Stripe Says AI Boom Drove 38% Increase in Payment Volume

Stripe’s investments in machine learning (ML) and artificial intelligence (AI) contributed to the financial infrastructure platform’s rapid growth in 2024, co-founders Patrick Collison and John Collison wrote in their annual letter to the Stripe community that was released Thursday (Feb. 27).

“These bets continue to pay off, increasing revenue for existing customers, encouraging more businesses to switch to Stripe, and helping new companies reach significant scale unprecedentedly quickly,” they wrote.

Stripe’s total payment volume rose 38% in 2024 to reach $1.4 trillion, according to the letter.

In a separate announcement, the company said Thursday that a tender offer designed to provide liquidity to current and former Stripe employees was made at a valuation of $91.5 billion. The company will repurchase shares alongside investors.

Stripe was valued at $65 billion after a share sale deal in February 2024, Bloomberg News reported at the time.

The AI boom driving growth at Stripe includes demand for Stripe Billing’s ability to manage active subscriptions and serve as the “revenue engine of the AI era,” partnerships with AI companies that are reaching annualized revenue milestones more quickly than software-as-a-service (SaaS) companies, and AI agents that are using the company’s solutions for optimized checkout and spending money with virtual cards.

“Overall, we are ensuring that Stripe is well-positioned to serve the next chapter of the economy,” Patrick and John Collison wrote in the letter.

Looking at another trend in the payments landscape, they wrote that the proliferation of vertical SaaS solutions has enabled small businesses to better compete with franchisees and has boosted demand for Stripe to power the platforms’ payment services.

“This in turn highlights why internet-native, programmable financial services are so important: they’re the foundation that vertical SaaS platforms need to flourish,” Patrick and John Collison wrote.

Another trend in the industry is “industrialized fraud” that is led by teams of engineers, managers and data analysts and costs the typical online business 3% of their revenue.

Stripe combats this fraud with its reputation network that is informed by data from the company’s transaction data that includes credit cards, email addresses, IP addresses, phone numbers, shipping addresses, devices and other details. With this data, Stripe’s systems can detect suspicious behavior.

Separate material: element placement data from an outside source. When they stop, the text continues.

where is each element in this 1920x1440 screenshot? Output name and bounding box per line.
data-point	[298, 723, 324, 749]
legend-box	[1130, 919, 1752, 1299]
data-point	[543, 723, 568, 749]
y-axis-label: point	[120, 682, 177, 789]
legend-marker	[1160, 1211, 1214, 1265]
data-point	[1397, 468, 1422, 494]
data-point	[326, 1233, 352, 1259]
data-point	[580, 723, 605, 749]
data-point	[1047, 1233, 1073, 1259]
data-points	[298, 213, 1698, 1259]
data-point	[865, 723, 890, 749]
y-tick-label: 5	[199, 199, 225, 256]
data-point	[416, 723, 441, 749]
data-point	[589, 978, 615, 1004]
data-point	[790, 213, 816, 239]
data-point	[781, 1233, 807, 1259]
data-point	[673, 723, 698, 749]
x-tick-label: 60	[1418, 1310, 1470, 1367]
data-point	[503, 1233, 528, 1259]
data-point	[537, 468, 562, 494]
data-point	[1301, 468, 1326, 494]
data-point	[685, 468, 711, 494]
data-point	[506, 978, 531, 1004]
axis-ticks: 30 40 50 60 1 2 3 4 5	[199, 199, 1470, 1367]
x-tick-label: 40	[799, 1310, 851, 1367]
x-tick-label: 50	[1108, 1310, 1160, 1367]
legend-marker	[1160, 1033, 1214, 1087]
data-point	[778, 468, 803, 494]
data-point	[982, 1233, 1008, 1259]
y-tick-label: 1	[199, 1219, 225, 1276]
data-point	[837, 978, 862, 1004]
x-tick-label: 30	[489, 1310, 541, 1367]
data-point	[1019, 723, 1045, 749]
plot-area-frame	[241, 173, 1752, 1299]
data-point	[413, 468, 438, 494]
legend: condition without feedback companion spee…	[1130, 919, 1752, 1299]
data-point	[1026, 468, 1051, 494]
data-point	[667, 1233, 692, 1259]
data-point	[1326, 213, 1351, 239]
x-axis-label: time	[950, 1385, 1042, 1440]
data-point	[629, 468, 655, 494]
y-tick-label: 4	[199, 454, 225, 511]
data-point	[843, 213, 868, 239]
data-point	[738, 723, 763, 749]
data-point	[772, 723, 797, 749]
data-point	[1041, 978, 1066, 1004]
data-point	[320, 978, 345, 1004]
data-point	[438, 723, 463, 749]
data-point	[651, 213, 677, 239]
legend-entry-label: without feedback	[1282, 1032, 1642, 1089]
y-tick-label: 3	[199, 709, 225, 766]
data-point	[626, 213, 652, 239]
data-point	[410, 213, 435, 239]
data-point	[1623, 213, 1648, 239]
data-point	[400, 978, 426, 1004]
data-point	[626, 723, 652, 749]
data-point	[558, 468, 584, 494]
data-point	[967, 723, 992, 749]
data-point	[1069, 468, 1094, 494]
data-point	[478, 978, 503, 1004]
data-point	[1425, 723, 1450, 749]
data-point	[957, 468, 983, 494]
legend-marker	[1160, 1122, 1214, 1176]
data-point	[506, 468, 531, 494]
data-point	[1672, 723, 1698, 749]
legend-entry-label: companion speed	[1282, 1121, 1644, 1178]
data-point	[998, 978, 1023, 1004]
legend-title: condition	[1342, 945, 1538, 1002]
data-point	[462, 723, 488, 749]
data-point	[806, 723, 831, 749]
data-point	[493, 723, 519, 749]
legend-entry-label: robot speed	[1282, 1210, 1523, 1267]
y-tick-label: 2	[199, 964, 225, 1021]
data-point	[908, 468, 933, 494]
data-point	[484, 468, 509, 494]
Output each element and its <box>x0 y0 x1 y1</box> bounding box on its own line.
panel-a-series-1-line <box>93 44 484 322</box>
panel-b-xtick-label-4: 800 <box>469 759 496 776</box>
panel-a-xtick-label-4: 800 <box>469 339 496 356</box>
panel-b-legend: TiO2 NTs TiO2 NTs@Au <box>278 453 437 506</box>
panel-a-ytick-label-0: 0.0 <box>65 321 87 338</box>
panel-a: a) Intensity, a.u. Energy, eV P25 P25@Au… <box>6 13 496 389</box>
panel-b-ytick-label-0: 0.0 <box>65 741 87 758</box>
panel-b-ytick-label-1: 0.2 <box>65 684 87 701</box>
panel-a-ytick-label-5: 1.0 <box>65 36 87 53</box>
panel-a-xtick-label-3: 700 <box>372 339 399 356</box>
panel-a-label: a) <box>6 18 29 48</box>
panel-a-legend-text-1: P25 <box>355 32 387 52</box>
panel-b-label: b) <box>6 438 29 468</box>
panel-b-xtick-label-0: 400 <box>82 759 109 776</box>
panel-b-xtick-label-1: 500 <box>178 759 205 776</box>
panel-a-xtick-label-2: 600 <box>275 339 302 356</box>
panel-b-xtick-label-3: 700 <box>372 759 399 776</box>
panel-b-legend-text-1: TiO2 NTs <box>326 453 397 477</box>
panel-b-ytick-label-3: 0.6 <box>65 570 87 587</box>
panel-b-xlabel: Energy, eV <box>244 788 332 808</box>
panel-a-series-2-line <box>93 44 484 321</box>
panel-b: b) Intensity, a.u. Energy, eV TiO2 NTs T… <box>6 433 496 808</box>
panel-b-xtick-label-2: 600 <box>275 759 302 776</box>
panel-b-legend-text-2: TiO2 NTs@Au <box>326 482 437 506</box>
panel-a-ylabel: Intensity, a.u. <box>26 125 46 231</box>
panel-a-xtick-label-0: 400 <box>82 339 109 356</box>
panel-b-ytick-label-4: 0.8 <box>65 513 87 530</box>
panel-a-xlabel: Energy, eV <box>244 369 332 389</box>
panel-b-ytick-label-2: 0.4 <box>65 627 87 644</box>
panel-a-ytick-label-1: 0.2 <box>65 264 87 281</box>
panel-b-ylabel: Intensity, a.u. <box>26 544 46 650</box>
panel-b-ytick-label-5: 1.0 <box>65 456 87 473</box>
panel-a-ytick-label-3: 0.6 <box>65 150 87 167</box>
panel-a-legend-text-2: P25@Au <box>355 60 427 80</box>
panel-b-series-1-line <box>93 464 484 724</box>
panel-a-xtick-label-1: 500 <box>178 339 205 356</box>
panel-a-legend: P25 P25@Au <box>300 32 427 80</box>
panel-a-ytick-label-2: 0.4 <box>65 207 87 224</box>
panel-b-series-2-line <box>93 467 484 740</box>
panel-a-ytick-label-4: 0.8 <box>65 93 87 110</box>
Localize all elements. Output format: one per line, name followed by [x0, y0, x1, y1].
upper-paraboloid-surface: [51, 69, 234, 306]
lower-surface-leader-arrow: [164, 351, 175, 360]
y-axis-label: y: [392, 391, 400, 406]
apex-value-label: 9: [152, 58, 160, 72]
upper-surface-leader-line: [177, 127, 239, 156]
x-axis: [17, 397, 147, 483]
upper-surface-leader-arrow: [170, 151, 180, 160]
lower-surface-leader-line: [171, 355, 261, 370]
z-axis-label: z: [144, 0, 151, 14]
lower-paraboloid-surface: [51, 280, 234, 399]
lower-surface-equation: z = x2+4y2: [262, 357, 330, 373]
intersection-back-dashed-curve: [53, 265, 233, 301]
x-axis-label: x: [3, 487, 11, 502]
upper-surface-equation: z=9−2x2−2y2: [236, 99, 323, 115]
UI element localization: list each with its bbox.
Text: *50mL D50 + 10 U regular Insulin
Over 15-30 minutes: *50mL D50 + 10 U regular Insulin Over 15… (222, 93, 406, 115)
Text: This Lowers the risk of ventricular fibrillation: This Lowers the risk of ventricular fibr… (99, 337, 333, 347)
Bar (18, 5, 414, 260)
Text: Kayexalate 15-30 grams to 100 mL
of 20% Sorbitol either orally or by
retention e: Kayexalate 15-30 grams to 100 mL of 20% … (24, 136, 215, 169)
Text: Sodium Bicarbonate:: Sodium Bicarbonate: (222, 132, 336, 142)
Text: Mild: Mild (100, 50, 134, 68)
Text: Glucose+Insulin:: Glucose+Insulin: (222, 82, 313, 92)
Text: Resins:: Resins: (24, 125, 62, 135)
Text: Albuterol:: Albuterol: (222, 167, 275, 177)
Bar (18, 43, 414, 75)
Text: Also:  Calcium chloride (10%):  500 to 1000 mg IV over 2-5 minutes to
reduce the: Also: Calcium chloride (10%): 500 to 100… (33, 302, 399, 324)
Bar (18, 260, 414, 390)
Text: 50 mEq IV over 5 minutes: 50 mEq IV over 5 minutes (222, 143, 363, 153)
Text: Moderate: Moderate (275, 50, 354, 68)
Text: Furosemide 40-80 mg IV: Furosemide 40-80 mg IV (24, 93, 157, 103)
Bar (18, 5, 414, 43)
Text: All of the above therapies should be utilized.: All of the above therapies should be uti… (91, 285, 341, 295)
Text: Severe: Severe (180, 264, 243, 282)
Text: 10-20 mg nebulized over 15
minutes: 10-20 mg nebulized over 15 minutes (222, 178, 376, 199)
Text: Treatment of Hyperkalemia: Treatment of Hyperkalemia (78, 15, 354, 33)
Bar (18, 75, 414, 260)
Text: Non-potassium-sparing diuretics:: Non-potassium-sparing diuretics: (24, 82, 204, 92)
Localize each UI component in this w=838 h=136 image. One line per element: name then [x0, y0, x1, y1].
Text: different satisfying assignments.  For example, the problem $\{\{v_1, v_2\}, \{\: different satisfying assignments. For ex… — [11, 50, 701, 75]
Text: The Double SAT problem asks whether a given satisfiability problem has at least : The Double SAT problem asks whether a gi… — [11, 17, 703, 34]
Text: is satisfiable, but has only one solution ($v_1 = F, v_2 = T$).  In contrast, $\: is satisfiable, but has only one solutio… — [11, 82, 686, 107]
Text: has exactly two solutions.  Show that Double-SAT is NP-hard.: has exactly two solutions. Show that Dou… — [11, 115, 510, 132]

“Data from $1.4 trillion in annual payments volume means that each payment makes the next payment safer, a flywheel spinning with now-considerable momentum,” the Collisons wrote.

The letter also highlighted stablecoins, saying that Stripe is helping enterprises assemble their stablecoin strategies and that the company is seeing stablecoins used to manage corporate treasuries, send remittances, facilitate dependable savings in countries with unstable currencies, and enable payments from companies with low card penetration.

“Stablecoins have four important properties relative to the status quo,” Patrick and John Collison wrote. “They make money movement cheaper, they make money movement faster, they are decentralized and open-access (and thus globally available from day one), and they are programmable.”

Stripe continues to invest in research and development as it expects AI, stablecoins and other forces will “reshape the landscape,” according to the letter.

Its solutions are helping established businesses modernize their operations or reinvent their business models, the letter said. Businesses are adopting these solutions to make more money by optimizing every part of the transaction and to keep up with the evolving payments landscape.

“Businesses need to adapt to the proliferation of new payment methods and business models, the growing sophistication of fraudulent actors, the ever more exacting expectations of consumers, and the transformation in the commerce experience instigated by AI,” Patrick and John Collison wrote.